Fan Engagement Platform

A fan engagement platform is the technology teams and venues use to interact with fans beyond the game, through apps, loyalty programs, content, and personalized offers. It converts anonymous attendees into known, monetizable relationships.

Remote Production (REMI)

Remote production (REMI) is a broadcast model where venue cameras and audio feed a centralized control room over the network, so one production team can cover many events without traveling trucks and crews. It has dramatically lowered the cost of producing live sports.

Second-Screen Experience

A second-screen experience is the mobile or tablet content fans engage with while watching live sports or entertainment, from stats and replays to betting, polls, and social interaction. It extends the broadcast into an interactive, personalized layer.
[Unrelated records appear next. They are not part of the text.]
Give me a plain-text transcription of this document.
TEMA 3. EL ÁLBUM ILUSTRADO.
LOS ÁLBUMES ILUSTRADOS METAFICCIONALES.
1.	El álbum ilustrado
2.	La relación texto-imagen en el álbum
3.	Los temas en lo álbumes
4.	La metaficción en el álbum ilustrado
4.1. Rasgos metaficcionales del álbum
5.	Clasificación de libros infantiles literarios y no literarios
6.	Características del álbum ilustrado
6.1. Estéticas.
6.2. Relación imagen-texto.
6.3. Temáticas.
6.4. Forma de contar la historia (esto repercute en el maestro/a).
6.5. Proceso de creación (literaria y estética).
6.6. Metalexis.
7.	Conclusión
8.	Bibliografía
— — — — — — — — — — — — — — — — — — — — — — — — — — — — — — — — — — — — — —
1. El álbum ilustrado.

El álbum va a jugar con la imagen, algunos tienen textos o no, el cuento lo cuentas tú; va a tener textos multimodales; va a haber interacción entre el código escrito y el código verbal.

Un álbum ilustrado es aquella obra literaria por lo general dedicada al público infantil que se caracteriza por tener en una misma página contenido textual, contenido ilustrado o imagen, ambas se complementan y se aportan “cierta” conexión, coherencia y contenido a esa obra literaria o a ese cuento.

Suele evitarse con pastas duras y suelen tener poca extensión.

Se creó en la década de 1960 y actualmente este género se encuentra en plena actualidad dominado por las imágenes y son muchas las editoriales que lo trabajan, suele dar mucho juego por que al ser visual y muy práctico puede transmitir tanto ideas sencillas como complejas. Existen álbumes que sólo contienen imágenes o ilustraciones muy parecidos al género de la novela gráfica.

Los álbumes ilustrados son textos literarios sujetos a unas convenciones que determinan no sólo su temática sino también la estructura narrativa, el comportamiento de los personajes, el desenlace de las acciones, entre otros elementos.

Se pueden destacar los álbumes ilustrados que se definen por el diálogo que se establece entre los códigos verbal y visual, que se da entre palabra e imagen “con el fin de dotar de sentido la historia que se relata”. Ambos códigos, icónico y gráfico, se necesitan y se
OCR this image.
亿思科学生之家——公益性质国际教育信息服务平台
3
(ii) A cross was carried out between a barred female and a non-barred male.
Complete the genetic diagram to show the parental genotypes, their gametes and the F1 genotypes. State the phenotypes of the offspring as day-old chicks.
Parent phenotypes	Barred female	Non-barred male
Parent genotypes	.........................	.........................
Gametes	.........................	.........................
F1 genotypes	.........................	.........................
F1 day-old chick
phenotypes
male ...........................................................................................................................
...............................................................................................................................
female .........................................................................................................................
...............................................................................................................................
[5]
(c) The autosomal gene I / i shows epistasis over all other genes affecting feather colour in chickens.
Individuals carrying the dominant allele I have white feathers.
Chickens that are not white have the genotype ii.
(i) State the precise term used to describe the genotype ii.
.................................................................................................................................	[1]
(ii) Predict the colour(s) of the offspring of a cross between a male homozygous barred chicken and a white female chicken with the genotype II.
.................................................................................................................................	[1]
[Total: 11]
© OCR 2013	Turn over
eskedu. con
Electric Vehicle (EV) Fleet Charging

EV fleet charging is the infrastructure and software required to electrify commercial vehicle fleets, including depot chargers, energy management, and route-aware charging schedules. Charging strategy is now inseparable from fleet operations planning.

Electronic Logging Device (ELD)

An electronic logging device (ELD) automatically records a commercial driver's hours of service by connecting to the vehicle's engine, replacing paper logbooks. It is federally mandated for most U.S. trucking to enforce hours-of-service safety rules.

Middle Mile

The middle mile is the freight leg between major hubs, ports, warehouses, and distribution centers, before last-mile delivery to the end customer. It is where consolidation, linehaul efficiency, and network design decide cost.

Telematics

Telematics is the collection and transmission of vehicle data, location, speed, engine diagnostics, and driver behavior, for fleet management and safety programs. It is the data backbone of modern commercial fleets.